Document Type

Book

Subject Area(s)

Victorian literature, Victorian poetry

Abstract

A 365-page study of how the Victorian poet Arthur Hugh Clough (1819-1861) created the distinctive self-conscious voice and multiple ironies of his poetry, with eight chapters providing (1), p. 1, an introduction arguing that the apparent problem of unfinishedness in much of his best poetry is closely linked to his creativity, followed by detailed accounts of his writing process in (2), p. 26, his early poetry at Rugby school; (3), p. 49, his shorter poetry written as a student and teacher in Oxford, including the poems collected in the volume Ambarvalia [1849]; (4), p. 101, his unfinished poem on the fall, Adam and Eve; (5), p. 129, his first long published poem The Bothie of Toper-na-Fuosich [1848]; (6), p. 155, his second long poem, the epistolary verse-novel Amours de Voyage; (7), p. 198, his unfinished fragmentary but perhaps most innovative poem, the Faust-drama Dipsychus; and (8), p. 231, his later poems, including the series of verse tales Mari Magno.

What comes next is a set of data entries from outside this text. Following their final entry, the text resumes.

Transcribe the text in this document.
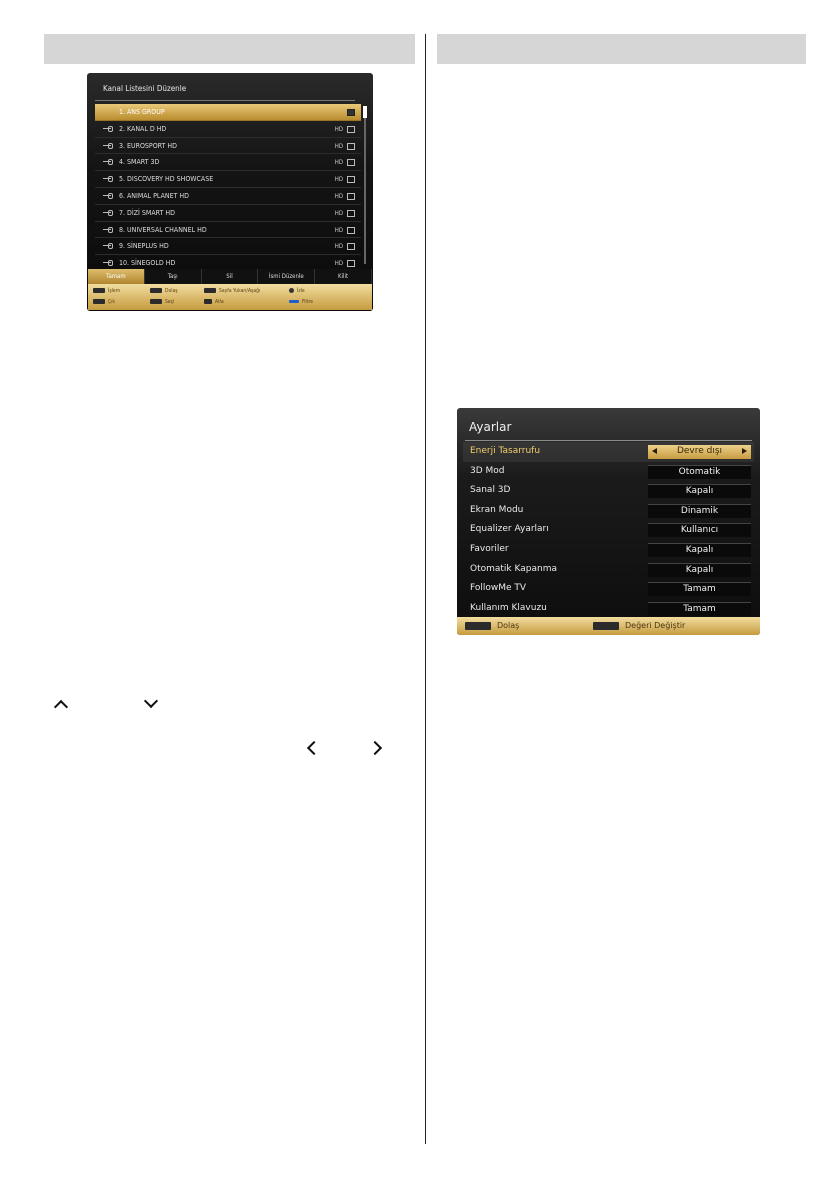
Kanal Listesini Düzenle
1. ANS GROUP
2. KANAL D HD	HD
3. EUROSPORT HD	HD
4. SMART 3D	HD
5. DISCOVERY HD SHOWCASE	HD
6. ANIMAL PLANET HD	HD
7. DİZİ SMART HD	HD
8. UNIVERSAL CHANNEL HD	HD
9. SİNEPLUS HD	HD
10. SİNEGOLD HD	HD
Tamam	Taşı	Sil	İsmi Düzenle	Kilit
İşlem	Dolaş	Sayfa Yukarı/Aşağı	İzle
Çık	Seçl	Atla	Filtre
Ayarlar
Enerji Tasarrufu	Devre dışı
3D Mod	Otomatik
Sanal 3D	Kapalı
Ekran Modu	Dinamik
Equalizer Ayarları	Kullanıcı
Favoriler	Kapalı
Otomatik Kapanma	Kapalı
FollowMe TV	Tamam
Kullanım Klavuzu	Tamam
Dolaş	Değeri Değiştir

The main text is followed by a brief conclusion (pp. 260-262), and by 3 appendices, (I), p. 263, on the text of Clough's early poem "The Longest Day," (II), p. 268, the relation between the English and American editions of 1862, and (III), p. 285, the bibliography of his early printed editions. Notes and references to the chapters are given in endnotes on pp. 304-347, and a bibliography for sources used in the study on pp. 348-365. The original supporting volume listed on the contents page, the edition of Amours de Voyage published by the University of Queensland Press (1974), is not included in this digitization. This study was originally presented, examined, and accepted as a PhD thesis at the University of Edinburgh. It was accepted for publication by the University Press of Virginia/Bibliographical Society of Virginia in 1980, at a time when neither the author nor his university could provide the required subvention.